Tuesday, July 20, 2010

Girls just want to have fungi

Anybody out there know what a mycophagist is?

Nor did I until this weekend, but apparently I am one.

According to dictionary.com, a mycophagist is "an epicure whose interest is mushrooms." (I had to look up epicure as well - "a person dedicated to sensual enjoyment")

Last summer, my uncle's girlfriend Heidi, who previously lived with hippies in Oregon (thank God for hippies), discovered that our family's property in Northern Colorado has a propensity for growing wild mushrooms.

Excuse me, what I really mean to say is that our property produces an absolute shit ton of mushrooms.

We can go mushroom hunting for an hour and often return with somewhere around fifteen pounds of edible fungi.

Eating wild mushrooms is a tricky business. There are all sorts of kinds that will mess you up and even kill you. Luckily Heidi knows a couple tricks for identifying the good ones and we also found this gem in our house:



Though we leave our trombones at home, we have found and identified about four types that are edible, delicious, and rampant on our property: Aspen boletes, oysters, giant puffballs and Meadow mushrooms. The title of this post is also a tasty morsel from the book.



We haven't found any puffballs quite as big as the one pictured above (nor can any of us grow such a killer stache), but we have found several slightly larger than a volleyball, and plenty about the size of your average cantaloupe.

For so many years we never knew we were sitting on such a gold mine. Now we can't wait for each summer to run peeking around the base of trees for the orange and red caps of the boletes and always have our eyes peeled for anything round and white popping up out of the trees.

It's like an adult version of a scavenger hunt with an added bonus of a tasty appetizer when you get home. It's perfect for me - I get to see exactly where my food is coming from and I get to feel like a kid again.

Tuesday, July 13, 2010

Tomehto Tomahto

We live in a townhouse. It's a great size for us, the rent is shockingly low for Boulder, and our landlords are incredible.

But we don't have a yard.

Well, kind of, but it's not ours. There is no fence, and the HOA makes all sorts of rules about it.

While it's nice not to feel so entrenched against a siege by our neighbors (besides, what is a 6 ft. wooden fence really going to do against a trebuchet, flaming arrows, and a battering ram? I intend to find out if I continue to have the misfortune of living in the suburbs for much longer), this lack of yard has two major downsides:

1. No dog.
2. No garden.

As noted in a previous post, we are combating (2) by potting plants on our back porch. Still working on (1).

In our makeshift, back porch Eden, we have four tomato plants (2 Patios and 2 Yellow Taxis), three pots of basil, two pots of oregano, one pot of thyme, sage and some failed cilantro (damn), a pot of chives, and a hanging basket of flowers mostly obtained from the Boulder Farmers' Market.

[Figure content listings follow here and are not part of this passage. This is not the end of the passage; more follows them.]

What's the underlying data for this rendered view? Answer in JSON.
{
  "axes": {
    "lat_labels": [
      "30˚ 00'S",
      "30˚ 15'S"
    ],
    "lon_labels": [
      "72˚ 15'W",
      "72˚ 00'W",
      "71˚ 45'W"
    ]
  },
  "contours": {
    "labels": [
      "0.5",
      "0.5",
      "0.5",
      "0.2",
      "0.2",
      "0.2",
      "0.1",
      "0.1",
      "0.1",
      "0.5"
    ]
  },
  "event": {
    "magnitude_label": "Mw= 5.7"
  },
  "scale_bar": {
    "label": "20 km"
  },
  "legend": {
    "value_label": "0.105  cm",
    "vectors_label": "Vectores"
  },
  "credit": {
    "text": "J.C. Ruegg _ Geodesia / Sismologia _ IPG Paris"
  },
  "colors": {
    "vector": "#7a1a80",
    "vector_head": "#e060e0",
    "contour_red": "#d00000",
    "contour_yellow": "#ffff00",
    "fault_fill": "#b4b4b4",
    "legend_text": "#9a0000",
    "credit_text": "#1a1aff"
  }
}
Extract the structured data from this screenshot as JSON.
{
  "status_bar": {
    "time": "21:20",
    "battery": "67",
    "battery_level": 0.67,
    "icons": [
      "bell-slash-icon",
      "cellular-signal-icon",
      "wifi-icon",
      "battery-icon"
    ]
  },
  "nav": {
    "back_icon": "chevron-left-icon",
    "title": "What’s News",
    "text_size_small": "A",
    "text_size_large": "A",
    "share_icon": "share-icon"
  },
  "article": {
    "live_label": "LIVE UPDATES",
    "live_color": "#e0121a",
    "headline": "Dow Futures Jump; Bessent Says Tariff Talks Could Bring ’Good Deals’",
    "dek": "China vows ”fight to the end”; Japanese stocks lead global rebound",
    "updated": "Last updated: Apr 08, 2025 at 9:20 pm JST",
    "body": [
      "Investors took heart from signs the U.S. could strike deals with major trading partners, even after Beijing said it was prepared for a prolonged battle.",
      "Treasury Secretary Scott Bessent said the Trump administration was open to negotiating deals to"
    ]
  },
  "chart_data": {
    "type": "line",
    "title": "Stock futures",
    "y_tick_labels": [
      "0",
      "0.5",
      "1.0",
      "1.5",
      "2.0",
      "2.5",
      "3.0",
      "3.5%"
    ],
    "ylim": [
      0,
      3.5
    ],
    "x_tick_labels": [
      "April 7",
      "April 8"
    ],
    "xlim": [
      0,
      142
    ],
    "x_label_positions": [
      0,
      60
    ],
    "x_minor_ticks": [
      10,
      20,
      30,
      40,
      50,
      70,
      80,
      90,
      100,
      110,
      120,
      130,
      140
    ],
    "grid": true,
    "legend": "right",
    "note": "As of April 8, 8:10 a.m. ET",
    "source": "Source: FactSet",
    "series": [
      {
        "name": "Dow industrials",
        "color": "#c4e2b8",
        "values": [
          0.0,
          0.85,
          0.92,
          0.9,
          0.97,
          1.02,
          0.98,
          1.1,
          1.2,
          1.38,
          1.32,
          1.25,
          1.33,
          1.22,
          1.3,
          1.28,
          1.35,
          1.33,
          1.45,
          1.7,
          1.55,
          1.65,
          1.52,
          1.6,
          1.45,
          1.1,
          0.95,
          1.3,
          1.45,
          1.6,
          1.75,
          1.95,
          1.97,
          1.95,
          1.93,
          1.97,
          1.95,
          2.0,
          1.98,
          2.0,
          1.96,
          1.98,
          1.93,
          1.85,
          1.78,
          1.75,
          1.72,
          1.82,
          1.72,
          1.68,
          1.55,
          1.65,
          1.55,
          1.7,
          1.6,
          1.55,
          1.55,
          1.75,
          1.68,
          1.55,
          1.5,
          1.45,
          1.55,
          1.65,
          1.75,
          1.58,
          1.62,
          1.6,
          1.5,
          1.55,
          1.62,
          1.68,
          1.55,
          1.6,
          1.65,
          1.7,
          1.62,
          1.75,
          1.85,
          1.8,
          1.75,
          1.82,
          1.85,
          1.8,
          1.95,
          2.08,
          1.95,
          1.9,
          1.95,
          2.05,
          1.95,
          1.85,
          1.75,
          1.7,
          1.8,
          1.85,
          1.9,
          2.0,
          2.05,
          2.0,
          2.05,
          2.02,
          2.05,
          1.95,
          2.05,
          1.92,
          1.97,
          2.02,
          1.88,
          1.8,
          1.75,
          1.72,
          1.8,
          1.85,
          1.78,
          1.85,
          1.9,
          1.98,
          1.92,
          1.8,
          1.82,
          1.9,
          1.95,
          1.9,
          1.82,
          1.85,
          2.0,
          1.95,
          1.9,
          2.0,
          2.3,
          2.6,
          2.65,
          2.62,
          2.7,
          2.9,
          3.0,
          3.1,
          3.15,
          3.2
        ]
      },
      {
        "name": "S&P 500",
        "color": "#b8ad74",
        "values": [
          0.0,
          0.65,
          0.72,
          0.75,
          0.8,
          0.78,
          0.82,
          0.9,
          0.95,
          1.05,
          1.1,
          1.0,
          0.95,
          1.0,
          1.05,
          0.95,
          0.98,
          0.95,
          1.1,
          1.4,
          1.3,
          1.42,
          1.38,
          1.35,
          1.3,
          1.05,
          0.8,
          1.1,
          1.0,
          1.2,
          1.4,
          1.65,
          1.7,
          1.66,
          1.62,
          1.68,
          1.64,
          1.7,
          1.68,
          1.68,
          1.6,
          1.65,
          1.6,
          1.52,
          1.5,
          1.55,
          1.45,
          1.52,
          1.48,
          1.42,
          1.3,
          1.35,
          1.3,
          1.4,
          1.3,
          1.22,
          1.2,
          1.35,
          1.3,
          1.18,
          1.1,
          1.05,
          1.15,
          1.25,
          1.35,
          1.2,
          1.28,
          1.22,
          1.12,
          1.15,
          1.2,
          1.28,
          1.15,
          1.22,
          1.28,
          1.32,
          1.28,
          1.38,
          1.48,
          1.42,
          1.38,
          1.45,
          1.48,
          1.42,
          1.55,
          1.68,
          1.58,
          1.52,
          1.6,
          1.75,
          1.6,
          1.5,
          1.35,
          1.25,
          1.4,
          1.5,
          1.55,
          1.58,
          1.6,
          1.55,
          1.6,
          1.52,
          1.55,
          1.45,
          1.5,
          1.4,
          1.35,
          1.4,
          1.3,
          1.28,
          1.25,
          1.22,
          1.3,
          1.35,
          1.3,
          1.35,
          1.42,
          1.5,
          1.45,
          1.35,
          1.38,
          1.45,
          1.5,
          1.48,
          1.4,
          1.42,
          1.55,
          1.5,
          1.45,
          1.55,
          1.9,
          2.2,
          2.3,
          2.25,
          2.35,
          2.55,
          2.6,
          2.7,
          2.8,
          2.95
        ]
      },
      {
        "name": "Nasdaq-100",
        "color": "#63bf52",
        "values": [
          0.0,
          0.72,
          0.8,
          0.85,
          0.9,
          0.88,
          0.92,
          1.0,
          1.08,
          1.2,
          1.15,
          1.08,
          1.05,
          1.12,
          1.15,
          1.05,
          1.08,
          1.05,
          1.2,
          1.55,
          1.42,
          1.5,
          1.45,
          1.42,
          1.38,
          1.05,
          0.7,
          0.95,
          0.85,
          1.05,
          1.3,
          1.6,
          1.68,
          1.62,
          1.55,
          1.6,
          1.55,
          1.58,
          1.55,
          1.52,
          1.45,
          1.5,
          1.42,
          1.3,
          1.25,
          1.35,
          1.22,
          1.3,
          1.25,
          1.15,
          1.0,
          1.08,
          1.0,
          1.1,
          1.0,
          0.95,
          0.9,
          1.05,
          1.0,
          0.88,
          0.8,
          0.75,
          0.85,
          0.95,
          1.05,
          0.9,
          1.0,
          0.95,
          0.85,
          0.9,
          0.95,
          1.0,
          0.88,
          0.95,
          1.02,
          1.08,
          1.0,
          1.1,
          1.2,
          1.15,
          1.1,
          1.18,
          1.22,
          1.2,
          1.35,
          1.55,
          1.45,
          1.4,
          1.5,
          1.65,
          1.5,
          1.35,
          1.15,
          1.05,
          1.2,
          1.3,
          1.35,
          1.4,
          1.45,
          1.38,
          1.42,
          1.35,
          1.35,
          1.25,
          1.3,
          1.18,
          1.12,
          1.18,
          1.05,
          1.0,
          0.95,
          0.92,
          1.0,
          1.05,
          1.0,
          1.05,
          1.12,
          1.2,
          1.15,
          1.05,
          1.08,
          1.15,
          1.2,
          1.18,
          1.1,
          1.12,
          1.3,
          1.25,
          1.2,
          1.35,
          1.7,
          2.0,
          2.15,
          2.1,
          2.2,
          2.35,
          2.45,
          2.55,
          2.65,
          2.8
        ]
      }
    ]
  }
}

It doesn't look like much, but the herbs are incredible. I love smelling them as I water them, and it's even better to pick a bunch and crush them up. We've spiced up marinades, pasta sauces, potatoes, pizza dough, and bread with them. Every time we use them brings big smiles and always makes the meal.

AND, we've started getting our first tomatoes, much to the chagrin of both my grandpas and my parents. Granted, we cheated and got our tomato plants from the market where they were started in a greenhouse months ago, but I still plan to rub it in as long as their plants are running dry.

I really can't stand grocery store or restaurant tomatoes. It's hard to imagine how the farm industry could take such a deliciously flavorful fruit and turn it into a tasteless, pinkish mush. I haven't even gotten to make anything with ours because I've been eating them like apples. Actually more like outrageously juicy plums. They are that good.

Ironically enough, tasting good is not how a tomato qualifies for the produce section at the grocery store. Perfectly good tomatoes, and all other kinds of produce, never make it to the consumer because of the way they look. Again, this stems (haha) from the vast disconnect between us and our food. Since we never see the food we eat on the plant, all we have to base our selection off is what we see at the store, and we logically choose the tomatoes that look the best.

But take a trip to a local farm (or even my back porch), and you'll find that not every tomato is perfectly round without any blemishes on the skin. But if you're brave enough to take a bite, you'll also find they taste a helluva lot better than those bland, gelatinous excuses for flavor from aisle 6.

Sorry for the rant. I promise I'm done. I need to go water my tomatoes.